La forme choisie pour mettre en scène cet univers de jeu permanent est hybride et s’articule autour de différents types de séquences où l’enjeu permanent est la présentation de soi. Un soi énigmatique, mis en scène dans un jeu avec la façade personnelle. Si le film a fonctionné c’est avant tout grâce au désir des garçons d’être filmés. Le quotidien assez répétitif de la prostitution est déjà une source de jeu pour eux. Ils passent leur vie à jouer des rôles pour leurs clients, ainsi qu’au sein de leur groupe. Ce désir de caméra et cette aptitude au jeu sont flagrants dans les différentes séquences d’improvisation. Avant de tourner dans un salon de coiffure reconstitué, Patric Chiha avait demandé à Nikolaï ce qu’il voulait jouer et avec qui. « Un coiffeur ! Avec Assen parce que je l’aime et qu’il me méprise » avait-il répondu. Assen a accepté de se prêter au jeu sous réserve de pouvoir jouer « à l’américaine ». Alors le cinéaste reconstitue le décor du salon de coiffure et la situation fictionnelle du coiffeur se transforme en mise en scène de la relation au client : séduction, négociation, puis le « business » c’est-à-dire la passe. Après avoir joué au coiffeur, c’est le jeu de la séduction qui s’installe : le « business » dans cette séquence se mue en une danse de Nikolaï. L’évolution des personnages qui passent d’un rôle à l’autre suivant les séquences, fait écho à la mise en scène que les garçons font d’eux-mêmes dans leur vie quotidienne. De là, découle l’importance que Chiha et ses comédiens prêtent aux costumes et à l’apparence : la veste en cuir qu’ils se passent les uns les autres, la ceinture de Yonko qui clignote, les costumes de marin ou de femme qu’ils revêtent. Patric Chiha a rencontré avant tout un groupe d’acteurs au sein duquel se joue la frontière entre la scène et les coulisses, le singulier et le collectif.

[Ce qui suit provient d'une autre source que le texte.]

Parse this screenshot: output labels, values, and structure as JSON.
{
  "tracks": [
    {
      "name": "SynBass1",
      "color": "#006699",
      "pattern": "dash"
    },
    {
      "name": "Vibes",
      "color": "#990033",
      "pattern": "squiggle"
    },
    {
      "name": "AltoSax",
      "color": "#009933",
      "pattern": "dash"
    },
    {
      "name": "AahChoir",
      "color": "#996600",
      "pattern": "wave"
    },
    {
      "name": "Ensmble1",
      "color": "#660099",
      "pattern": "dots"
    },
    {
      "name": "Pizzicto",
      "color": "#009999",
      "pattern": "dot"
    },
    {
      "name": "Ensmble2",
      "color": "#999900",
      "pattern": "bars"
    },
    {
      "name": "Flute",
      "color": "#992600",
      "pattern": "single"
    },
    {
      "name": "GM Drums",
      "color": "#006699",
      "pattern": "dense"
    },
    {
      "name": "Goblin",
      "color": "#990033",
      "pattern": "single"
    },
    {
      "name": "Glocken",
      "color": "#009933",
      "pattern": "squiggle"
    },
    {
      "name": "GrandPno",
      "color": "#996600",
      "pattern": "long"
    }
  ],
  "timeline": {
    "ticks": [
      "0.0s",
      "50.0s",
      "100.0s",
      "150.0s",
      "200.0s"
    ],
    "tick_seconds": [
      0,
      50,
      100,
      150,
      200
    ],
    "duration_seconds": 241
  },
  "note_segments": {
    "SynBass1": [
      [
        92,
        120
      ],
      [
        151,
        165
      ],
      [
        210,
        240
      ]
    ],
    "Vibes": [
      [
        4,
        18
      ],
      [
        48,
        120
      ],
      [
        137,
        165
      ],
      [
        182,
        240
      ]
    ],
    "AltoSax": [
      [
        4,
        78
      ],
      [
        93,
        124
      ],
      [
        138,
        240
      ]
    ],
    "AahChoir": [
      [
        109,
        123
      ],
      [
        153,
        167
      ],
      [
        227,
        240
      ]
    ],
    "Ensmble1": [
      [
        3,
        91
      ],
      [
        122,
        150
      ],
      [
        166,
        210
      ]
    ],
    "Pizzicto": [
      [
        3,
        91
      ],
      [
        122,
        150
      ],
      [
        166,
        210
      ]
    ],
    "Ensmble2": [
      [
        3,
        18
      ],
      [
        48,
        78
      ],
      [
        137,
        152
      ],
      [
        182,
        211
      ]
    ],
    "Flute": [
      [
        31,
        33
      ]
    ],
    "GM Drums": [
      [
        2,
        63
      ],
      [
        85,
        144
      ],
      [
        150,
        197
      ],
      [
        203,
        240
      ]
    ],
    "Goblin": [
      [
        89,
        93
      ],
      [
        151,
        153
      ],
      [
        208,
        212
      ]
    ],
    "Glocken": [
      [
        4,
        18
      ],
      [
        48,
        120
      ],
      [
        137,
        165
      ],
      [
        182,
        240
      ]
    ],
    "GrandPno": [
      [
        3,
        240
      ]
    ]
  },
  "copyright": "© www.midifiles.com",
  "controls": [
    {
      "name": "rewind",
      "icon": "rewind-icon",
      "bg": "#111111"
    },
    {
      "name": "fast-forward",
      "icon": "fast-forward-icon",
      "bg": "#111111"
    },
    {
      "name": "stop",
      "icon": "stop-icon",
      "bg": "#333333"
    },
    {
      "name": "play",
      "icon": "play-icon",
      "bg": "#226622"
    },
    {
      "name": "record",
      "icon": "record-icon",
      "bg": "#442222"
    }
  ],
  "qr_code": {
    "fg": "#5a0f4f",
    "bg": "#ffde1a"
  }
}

Au début du tournage le cinéaste tente de les faire parler de leurs vies, de leur ressenti. En réponse les garçons lui renvoient sa propre demande : « Pour le film, tu veux qu’on dise qu’on souhaiterait tous être ouvriers du bâtiment mais que les Autrichiens nous en empêchent ? » Il constate qu’aucun des garçons ne propose une définition claire de « qui » il est supposé être ni ne se présente en tant qu’individu singulier ; chacun se situe en tant que partie d’un groupe. Dès lors, l’intimité est construite et mise en scène autant par le réalisateur que par les acteurs, dans un jeu permanent avec la réalité. Si l’enjeu récurrent des scènes est bien la présentation de soi, la caméra n’est pas inquisitrice, puisqu’elle ne vise pas un dévoilement de soi mais laisse la liberté aux garçons de jouer avec les codes de la représentation par la richesse des situations fictionnelles.

C’est donc un groupe d’acteurs qui joue aux frontières de la scène et des coulisses, du singulier et du collectif qu’a rencontré Patric Chiha. C’est cette forme de vie dans laquelle il s’est immergé pendant plus d’un an qu’il cherche à préserver lors du montage du film. Ainsi il n’a pas souhaité organiser son dérushage en identifiant d’un côté les séquences relevant de situations fictionnelles et de l’autre celles relevant de situations documentaires. Bien au contraire. Il a construit le film autour de ce groupe de garçons : seul, à deux, à trois, ensemble. Cette tension entre l’individu et le collectif est un des fils essentiels du film.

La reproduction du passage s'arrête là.